Peterson, Tubergen, and three DeVos family members flew to Theranos’ headquarters in October, 2014 before investing $100 million, double the amount they’d originally anticipated. Peterson said while there, Cheri DeVos had her blood taken by finger stick.

Emails shown in court reveal a sense of urgency to move quickly and not miss the opportunity to invest. Bryan Tolbert, who testified the previous week, also spoke of a time crunch: He was given a very limited window of time to make a decision in late 2013. Tolbert’s and the DeVos’ investments mark two of the six wire fraud counts including in the 12 criminal charges that Holmes is facing.

Jurors gets a closer glimpse of Elizabeth Holmes

While it is still unclear if jurors will hear from Holmes herself once the defense gets its turn to introduce witnesses, they are getting a closer look at how she presented herself and the company in her own words.

Last week, the jury heard audio clips of Holmes from an investor call — the first time they’d heard her infamous voice. This week, they saw TV interviews Holmes gave after the initial Wall Street Journal investigation into Theranos.

Clips from “Mad Money” and “The Today Show” showed how Holmes presented the company publicly. “I’m the founder and CEO of the company — anything that happens in this company is my responsibility,” she said, in the April 2016 Today Show clip. The comment potentially contradicts her defense, which has pointed the finger at others for the company’s failings.

A long delayed trial can’t catch a break…

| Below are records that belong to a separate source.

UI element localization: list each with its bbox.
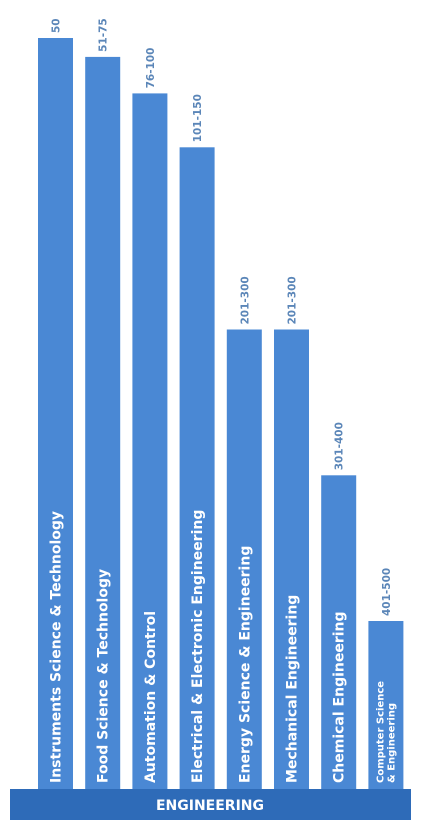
- bar-5: [226, 329, 262, 789]
- category-label-4: Electrical & Electronic Engineering: [190, 510, 206, 783]
- category-label-3: Automation & Control: [143, 611, 159, 783]
- footer-band: [10, 789, 411, 820]
- category-label-5: Energy Science & Engineering: [237, 546, 253, 783]
- category-label-2: Food Science & Technology: [96, 569, 112, 783]
- range-label-8: 401-500: [381, 568, 393, 616]
- bar-1: [38, 38, 73, 789]
- category-label-8-line-1: Computer Science: [375, 681, 386, 783]
- range-label-7: 301-400: [334, 422, 346, 470]
- bars-group: [38, 38, 404, 790]
- bar-3: [132, 93, 168, 789]
- range-label-5: 201-300: [239, 276, 251, 324]
- range-labels-group: 50 51-75 76-100 101-150 201-300 201-300 301-40…: [51, 18, 393, 616]
- category-label-8-line-2: & Engineering: [386, 703, 397, 783]
- range-label-6: 201-300: [287, 276, 299, 324]
- range-label-3: 76-100: [145, 48, 157, 89]
- category-label-1: Instruments Science & Technology: [49, 511, 65, 783]
- footer-label: ENGINEERING: [156, 798, 264, 814]
- range-label-2: 51-75: [98, 18, 110, 52]
- bar-7: [321, 475, 357, 790]
- bar-2: [85, 56, 121, 789]
- category-label-6: Mechanical Engineering: [285, 595, 301, 783]
- category-label-7: Chemical Engineering: [332, 611, 348, 783]
- bar-4: [179, 147, 215, 790]
- range-label-4: 101-150: [192, 94, 204, 142]
- range-label-1: 50: [51, 18, 63, 33]
- category-labels-group: Instruments Science & Technology Food Sci…: [49, 510, 398, 783]
- bar-6: [274, 329, 309, 789]
- bar-8: [368, 621, 404, 789]
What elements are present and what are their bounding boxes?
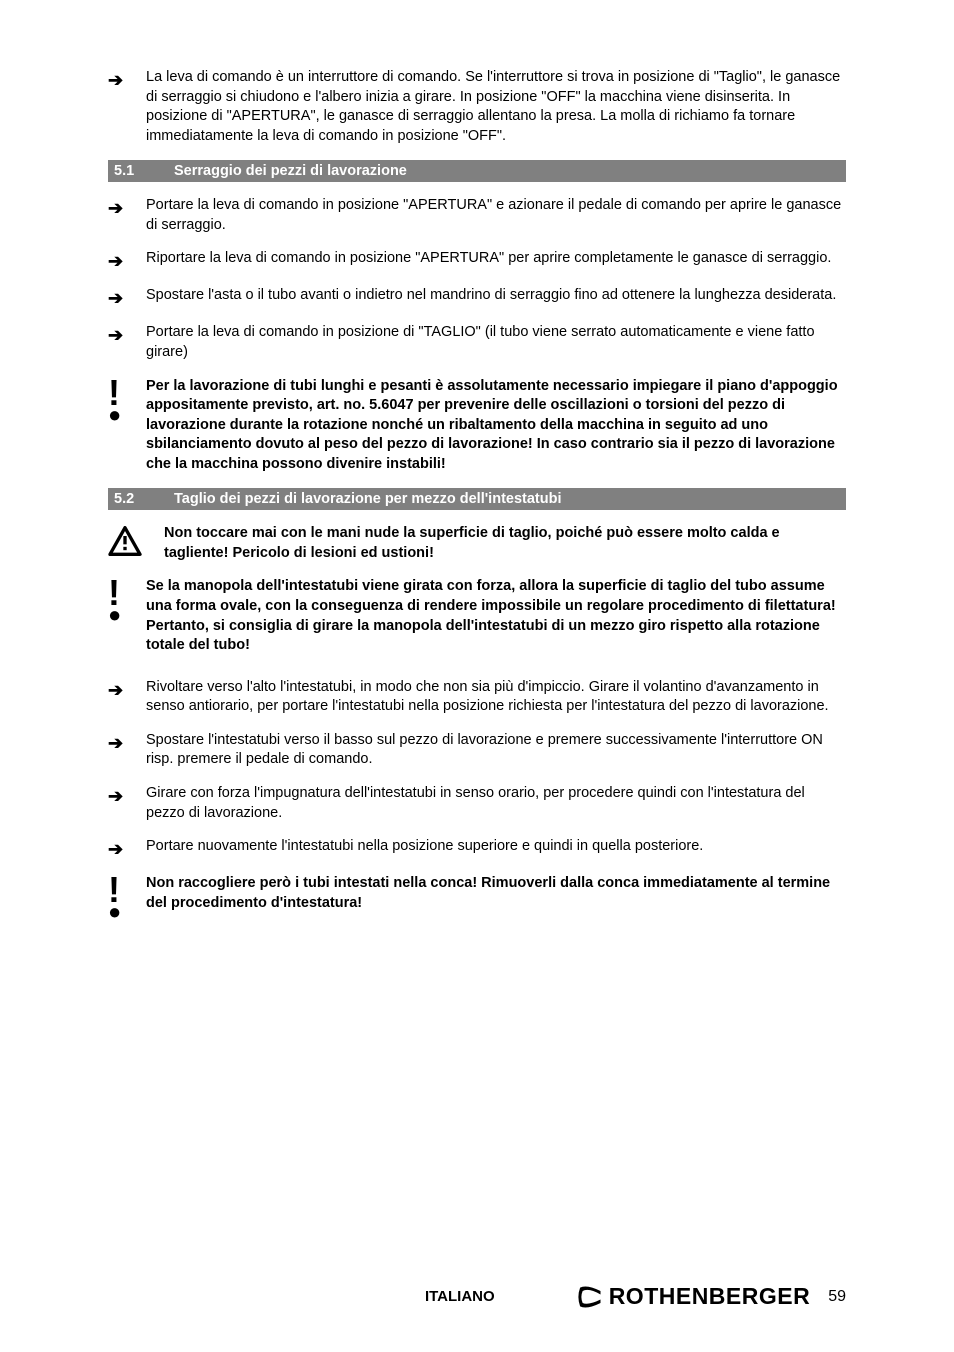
list-item: ➔ Spostare l'asta o il tubo avanti o ind… [108,286,846,309]
section-header-51: 5.1 Serraggio dei pezzi di lavorazione [108,160,846,182]
page-footer: ITALIANO ROTHENBERGER 59 [0,1283,954,1310]
arrow-icon: ➔ [108,678,146,717]
arrow-icon: ➔ [108,249,146,272]
caution-text: Non toccare mai con le mani nude la supe… [164,524,846,563]
warning-row: !● Non raccogliere però i tubi intestati… [108,874,846,916]
section-number: 5.2 [114,491,174,507]
arrow-icon: ➔ [108,196,146,235]
warning-text: Non raccogliere però i tubi intestati ne… [146,874,846,916]
arrow-icon: ➔ [108,286,146,309]
warning-text: Se la manopola dell'intestatubi viene gi… [146,577,846,655]
section-number: 5.1 [114,163,174,179]
list-text: Riportare la leva di comando in posizion… [146,249,846,272]
exclamation-icon: !● [108,874,146,916]
warning-row: !● Per la lavorazione di tubi lunghi e p… [108,377,846,475]
footer-page-number: 59 [828,1288,846,1306]
list-text: Portare la leva di comando in posizione … [146,323,846,362]
section-title: Taglio dei pezzi di lavorazione per mezz… [174,491,840,507]
page-content: ➔ La leva di comando è un interruttore d… [0,0,954,916]
footer-brand-text: ROTHENBERGER [609,1283,811,1310]
list-text: Rivoltare verso l'alto l'intestatubi, in… [146,678,846,717]
arrow-icon: ➔ [108,323,146,362]
warning-triangle-icon [108,524,164,563]
brand-logo-icon [575,1284,609,1310]
exclamation-icon: !● [108,577,146,655]
list-item: ➔ Rivoltare verso l'alto l'intestatubi, … [108,678,846,717]
list-item: ➔ Girare con forza l'impugnatura dell'in… [108,784,846,823]
list-item: ➔ Riportare la leva di comando in posizi… [108,249,846,272]
list-text: Girare con forza l'impugnatura dell'inte… [146,784,846,823]
intro-row: ➔ La leva di comando è un interruttore d… [108,68,846,146]
list-text: Portare la leva di comando in posizione … [146,196,846,235]
arrow-icon: ➔ [108,837,146,860]
arrow-icon: ➔ [108,784,146,823]
list-item: ➔ Portare la leva di comando in posizion… [108,196,846,235]
list-text: Spostare l'asta o il tubo avanti o indie… [146,286,846,309]
intro-text: La leva di comando è un interruttore di … [146,68,846,146]
list-text: Spostare l'intestatubi verso il basso su… [146,731,846,770]
warning-text: Per la lavorazione di tubi lunghi e pesa… [146,377,846,475]
footer-language: ITALIANO [425,1288,495,1305]
section-title: Serraggio dei pezzi di lavorazione [174,163,840,179]
list-item: ➔ Portare la leva di comando in posizion… [108,323,846,362]
caution-row: Non toccare mai con le mani nude la supe… [108,524,846,563]
list-item: ➔ Portare nuovamente l'intestatubi nella… [108,837,846,860]
arrow-icon: ➔ [108,68,146,146]
section-header-52: 5.2 Taglio dei pezzi di lavorazione per … [108,488,846,510]
list-item: ➔ Spostare l'intestatubi verso il basso … [108,731,846,770]
exclamation-icon: !● [108,377,146,475]
list-text: Portare nuovamente l'intestatubi nella p… [146,837,846,860]
arrow-icon: ➔ [108,731,146,770]
footer-brand: ROTHENBERGER [575,1283,811,1310]
warning-row: !● Se la manopola dell'intestatubi viene… [108,577,846,655]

The pandemic, and Holmes’ pregnancy, have dealt the trial several delays. This week, there was another unexpected holdup: a pipe burst near the San Jose federal courthouse, leaving the building without water. The court was ordered to vacate the building.

The incident came as Judge Edward Davila tacked on extra court days to move things along as the trial — initially projected to span three to fourth months — is about to enter its third month. When soliciting concerns from jurors about the schedule additions, one alternate juror said he’d try to accommodate it if he was the only one experiencing difficulties, but noted it is “getting hard on my work schedule.”

The judge informed jurors that he’d like to further stretch the number of hours they’re spending in the courtroom where possible to keep things progressing ahead of the holidays. With the pool of jurors down to 14 from 17 at the start of the trial, experts say the longer the trial takes, the more life issues may creep in.

…and neither can reporters covering the trial

The Holmes’ trial has been hit by another looming drama: tension over loud typers.

Judge Davila has repeatedly expressed frustration on behalf of one or more members of the jury about loud keyboard strokes emanating from the small but mighty group of reporters who show up with their laptops day in and day out. The typing apparently grows increasingly noticeable when reporters are documenting the same juicy bits in tandem. On Tuesday, the judge once again warned reporters that only “silent keyboards” are allowed in the room. The judge said if he received another complaint, he’d have to send “anyone who wants to type” to the overflow room. He specified that it is not fair to the government or Holmes if the jury cannot concentrate.

It marks yet another hurdle for reporters covering the high-profile trial given that cameras and recording devices are not permitted. And while the judge asked reporters to police themselves, a US marshal stood in the corner of the courtroom at various points throughout the day to scope out the noisy typer, or typers.